From Popular Cars to Stock Car Racing: The Impacts of Gasoline Combustion
The release of carbon dioxide (CO2) and other pollutants into the environment
136 years ago with a different appearance from current models, one of the most notorious inventions made its debut in the streets of Mannheim, in Germany. With a shape similar to a carriage and with only three wheels in its structure, the first car equipped with four-stroke engines – still used in vehicles today – began roaming the streets at a speed of up to 10 mph. In addition to this unprecedented feat, the Patent-Motorwagen introduced another process commonly seen today: the combustion of gasoline and the release of Carbon Dioxide (CO2) – and other pollutants – into the atmosphere.
Understanding the Combustion Process and the Damage it Creates
This procedure is essential to enabling the functionality of the engines in the vehicles, as it generates a chemical reaction between substances releasing the heat and light necessary for the car to function. However, during combustion, several highly toxic products are released in the exhausts, such as Carbon Monoxide (CO) and Nitrogen Oxides (NOx). Not only are these byproducts dangerous to human health, they are also dangerous to our environment.
These gases can cause difficulty breathing, headaches and, in severe cases, even death. They are also largely responsible for increasing the size of the holes in the ozone layer, contributing to the greenhouse effect and the warming of global temperatures.
To understand the terrible impacts of this method on a daily basis, an everyday gasoline-powered vehicle releases about 120 grams of carbon dioxide per kilometer driven, with the amount varying according to the engine’s power. In São Paulo, for example, according to the inventory of vehicle emissions carried out by CETESB in 2018, vehicles alone dumped 299,000 tonnes of Carbon Monoxide (CO) in that year, 63,000 tonnes of Non-Methane Hydrocarbons (NMHC) , 165,000 tonnes of Nitrogen Oxide (NOx) and thousands of tonnes of other toxic pollutants.

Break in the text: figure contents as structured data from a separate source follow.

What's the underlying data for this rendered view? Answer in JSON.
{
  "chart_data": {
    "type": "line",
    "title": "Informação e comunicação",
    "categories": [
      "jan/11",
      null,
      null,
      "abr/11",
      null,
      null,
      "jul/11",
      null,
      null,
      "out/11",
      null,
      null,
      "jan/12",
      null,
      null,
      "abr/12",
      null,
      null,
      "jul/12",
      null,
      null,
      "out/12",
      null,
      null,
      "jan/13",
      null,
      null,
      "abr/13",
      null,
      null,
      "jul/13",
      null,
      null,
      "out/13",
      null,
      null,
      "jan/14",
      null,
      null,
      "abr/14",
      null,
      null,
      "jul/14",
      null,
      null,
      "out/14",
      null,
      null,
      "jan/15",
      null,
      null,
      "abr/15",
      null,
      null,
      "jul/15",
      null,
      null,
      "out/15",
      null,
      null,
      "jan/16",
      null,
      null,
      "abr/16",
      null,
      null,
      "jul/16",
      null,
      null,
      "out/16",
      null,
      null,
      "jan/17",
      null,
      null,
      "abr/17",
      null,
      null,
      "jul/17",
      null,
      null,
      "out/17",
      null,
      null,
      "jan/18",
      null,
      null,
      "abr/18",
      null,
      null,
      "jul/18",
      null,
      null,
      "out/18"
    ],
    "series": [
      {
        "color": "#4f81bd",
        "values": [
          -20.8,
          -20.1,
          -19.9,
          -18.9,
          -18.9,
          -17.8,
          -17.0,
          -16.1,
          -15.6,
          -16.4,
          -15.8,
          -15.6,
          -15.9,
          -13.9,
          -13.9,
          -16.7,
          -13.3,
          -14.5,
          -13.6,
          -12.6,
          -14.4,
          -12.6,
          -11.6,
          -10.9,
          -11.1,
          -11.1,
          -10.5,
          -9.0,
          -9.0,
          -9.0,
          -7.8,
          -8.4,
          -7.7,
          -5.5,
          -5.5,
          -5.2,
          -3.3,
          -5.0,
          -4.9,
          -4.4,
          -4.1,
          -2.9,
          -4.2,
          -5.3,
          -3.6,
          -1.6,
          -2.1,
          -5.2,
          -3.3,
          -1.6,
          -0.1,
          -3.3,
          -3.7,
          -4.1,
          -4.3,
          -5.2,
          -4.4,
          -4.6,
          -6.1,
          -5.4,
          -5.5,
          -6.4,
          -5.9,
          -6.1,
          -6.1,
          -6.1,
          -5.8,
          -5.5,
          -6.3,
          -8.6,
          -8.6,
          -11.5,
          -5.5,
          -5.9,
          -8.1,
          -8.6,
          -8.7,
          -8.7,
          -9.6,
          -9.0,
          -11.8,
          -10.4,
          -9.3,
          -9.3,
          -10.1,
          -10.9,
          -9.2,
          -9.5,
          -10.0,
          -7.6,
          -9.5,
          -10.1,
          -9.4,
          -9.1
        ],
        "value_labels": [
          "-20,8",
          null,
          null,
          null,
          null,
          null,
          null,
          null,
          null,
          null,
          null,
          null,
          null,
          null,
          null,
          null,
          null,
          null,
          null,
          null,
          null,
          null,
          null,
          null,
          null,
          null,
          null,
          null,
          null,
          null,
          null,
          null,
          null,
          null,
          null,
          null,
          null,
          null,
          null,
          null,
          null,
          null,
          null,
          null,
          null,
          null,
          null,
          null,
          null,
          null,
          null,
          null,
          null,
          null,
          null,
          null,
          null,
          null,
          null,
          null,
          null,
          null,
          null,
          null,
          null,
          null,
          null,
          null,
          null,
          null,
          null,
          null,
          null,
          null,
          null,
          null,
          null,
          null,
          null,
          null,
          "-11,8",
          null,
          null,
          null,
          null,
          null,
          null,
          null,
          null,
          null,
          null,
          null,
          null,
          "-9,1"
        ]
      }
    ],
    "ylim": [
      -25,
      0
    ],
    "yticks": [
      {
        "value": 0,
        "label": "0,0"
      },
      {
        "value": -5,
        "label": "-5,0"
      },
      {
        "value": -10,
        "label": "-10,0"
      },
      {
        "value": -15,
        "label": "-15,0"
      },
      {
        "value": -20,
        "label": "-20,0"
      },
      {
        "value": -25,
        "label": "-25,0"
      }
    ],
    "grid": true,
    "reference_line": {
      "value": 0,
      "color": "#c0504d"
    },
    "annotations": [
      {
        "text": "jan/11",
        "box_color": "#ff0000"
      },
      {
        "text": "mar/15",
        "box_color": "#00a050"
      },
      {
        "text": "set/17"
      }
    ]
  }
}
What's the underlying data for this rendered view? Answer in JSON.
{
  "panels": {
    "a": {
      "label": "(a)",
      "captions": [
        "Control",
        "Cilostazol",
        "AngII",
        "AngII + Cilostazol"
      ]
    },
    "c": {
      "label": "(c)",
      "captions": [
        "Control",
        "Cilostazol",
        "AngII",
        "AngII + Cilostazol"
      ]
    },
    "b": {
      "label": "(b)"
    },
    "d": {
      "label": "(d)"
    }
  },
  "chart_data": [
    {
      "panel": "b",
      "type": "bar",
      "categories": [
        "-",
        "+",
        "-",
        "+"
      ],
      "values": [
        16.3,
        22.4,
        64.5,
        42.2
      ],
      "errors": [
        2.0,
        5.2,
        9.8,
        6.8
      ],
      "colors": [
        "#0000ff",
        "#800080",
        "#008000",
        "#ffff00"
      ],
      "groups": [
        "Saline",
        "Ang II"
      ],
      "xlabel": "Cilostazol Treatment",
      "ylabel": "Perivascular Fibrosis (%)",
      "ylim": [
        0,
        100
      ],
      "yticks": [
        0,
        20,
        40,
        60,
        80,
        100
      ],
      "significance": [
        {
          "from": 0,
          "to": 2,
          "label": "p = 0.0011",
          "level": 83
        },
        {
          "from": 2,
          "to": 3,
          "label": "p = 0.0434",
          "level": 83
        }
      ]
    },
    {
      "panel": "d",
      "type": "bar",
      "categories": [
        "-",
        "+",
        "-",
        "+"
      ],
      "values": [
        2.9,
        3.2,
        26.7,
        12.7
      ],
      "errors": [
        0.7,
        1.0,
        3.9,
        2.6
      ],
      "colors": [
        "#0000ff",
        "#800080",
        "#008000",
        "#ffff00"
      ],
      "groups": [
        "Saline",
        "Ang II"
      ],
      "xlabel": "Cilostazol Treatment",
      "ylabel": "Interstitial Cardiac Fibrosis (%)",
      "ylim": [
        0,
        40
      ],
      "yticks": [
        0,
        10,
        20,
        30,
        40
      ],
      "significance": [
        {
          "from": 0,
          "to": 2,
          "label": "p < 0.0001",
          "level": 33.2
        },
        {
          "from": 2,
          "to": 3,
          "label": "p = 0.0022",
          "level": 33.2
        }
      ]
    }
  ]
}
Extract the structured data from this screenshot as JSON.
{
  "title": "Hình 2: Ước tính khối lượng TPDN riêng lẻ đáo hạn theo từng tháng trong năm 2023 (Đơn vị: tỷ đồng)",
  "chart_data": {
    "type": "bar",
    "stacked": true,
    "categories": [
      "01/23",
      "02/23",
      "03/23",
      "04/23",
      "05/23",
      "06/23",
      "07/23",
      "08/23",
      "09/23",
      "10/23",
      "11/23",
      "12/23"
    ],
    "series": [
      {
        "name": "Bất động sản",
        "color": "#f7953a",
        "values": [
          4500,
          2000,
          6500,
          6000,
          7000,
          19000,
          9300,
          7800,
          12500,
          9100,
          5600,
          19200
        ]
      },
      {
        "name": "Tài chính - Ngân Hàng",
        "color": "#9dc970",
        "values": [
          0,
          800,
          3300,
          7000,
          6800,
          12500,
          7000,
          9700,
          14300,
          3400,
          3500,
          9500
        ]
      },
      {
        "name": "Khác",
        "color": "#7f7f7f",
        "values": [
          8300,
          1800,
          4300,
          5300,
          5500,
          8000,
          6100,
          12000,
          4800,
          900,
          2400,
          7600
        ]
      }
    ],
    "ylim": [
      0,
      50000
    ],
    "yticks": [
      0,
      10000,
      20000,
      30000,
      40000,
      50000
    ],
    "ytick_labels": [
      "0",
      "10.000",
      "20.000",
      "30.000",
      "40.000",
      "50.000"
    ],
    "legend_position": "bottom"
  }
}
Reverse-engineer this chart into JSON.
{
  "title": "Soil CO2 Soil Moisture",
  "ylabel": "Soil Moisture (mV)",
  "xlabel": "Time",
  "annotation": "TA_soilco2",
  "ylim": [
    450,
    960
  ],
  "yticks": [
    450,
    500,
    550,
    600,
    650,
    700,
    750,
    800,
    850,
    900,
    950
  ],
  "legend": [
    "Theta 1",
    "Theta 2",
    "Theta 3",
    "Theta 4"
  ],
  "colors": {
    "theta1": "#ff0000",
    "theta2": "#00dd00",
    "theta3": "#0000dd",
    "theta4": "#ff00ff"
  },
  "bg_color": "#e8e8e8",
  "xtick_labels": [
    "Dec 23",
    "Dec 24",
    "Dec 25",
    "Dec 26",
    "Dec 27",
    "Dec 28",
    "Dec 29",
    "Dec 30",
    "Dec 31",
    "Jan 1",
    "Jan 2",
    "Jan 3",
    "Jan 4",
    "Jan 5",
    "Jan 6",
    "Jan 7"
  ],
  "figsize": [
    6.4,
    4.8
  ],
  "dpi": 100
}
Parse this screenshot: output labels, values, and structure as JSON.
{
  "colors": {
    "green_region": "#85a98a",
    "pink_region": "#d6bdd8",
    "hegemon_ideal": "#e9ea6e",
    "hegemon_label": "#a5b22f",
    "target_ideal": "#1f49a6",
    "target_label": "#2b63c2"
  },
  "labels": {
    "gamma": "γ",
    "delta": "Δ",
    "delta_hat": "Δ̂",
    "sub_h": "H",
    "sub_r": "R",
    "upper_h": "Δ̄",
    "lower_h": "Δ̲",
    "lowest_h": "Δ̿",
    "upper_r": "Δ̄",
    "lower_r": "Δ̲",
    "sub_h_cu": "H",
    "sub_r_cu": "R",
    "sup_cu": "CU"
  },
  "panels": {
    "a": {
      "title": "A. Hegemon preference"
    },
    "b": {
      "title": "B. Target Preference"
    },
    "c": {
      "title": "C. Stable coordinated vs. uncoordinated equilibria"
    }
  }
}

The damage caused to the environment is not exclusive to traditional vehicles, but also reaches devastating levels in motorsports. Between high speeds, gear shifts and breaks for fueling and changing tires at the Pit Stop, Formula 1 cars release about 500 kg of carbon dioxide (CO2) per race. According to data from the International Automobile Federation (FIA), F1 cars polluted more than 255,000 tonnes of CO2 at the end of the 2019 season.
Is there a Way to Neutralize?
According to research carried out by Marcelo Akira Kanno (UNICAMP) on the impacts of motorsports on the environment, 8500 mature trees would be needed to absorb the CO2 emissions of the Formula 1 season. In order to better understand the environmental damage generated by these vehicles, we can calculate the proportion of trees needed to neutralize their emissions.
As estimated by a Nature study, the number of trees in the world is about 3.04 trillion, with a margin of error of 5%. There are, therefore, around 422 trees for every human being. To combat emissions from the racing season, Formula 1 vehicles need 20 times the trees for one person to offset their emissions.
In search of actions that neutralize their pollutant emissions, Stock Car adopted the practice of neutralizing Carbon Dioxide (CO2) by planting trees and plants. With the pioneering project that became known as the Zero Carbon Seal, the category planted more than 1,500 seedlings to compensate for the 45 tonnes of carbon dioxide released by the combustion of about 20 thousand liters of fuel from its vehicles during the race.
In addition to decarbonization through cultivation and care for green areas, the emergence of new technologies for vehicles allows for a reduction in the emission of pollutants. Unfortunately, the high purchase price and the cost of maintaining these systems in modern vehicles makes these technologies inaccessible to a high percentage of the population.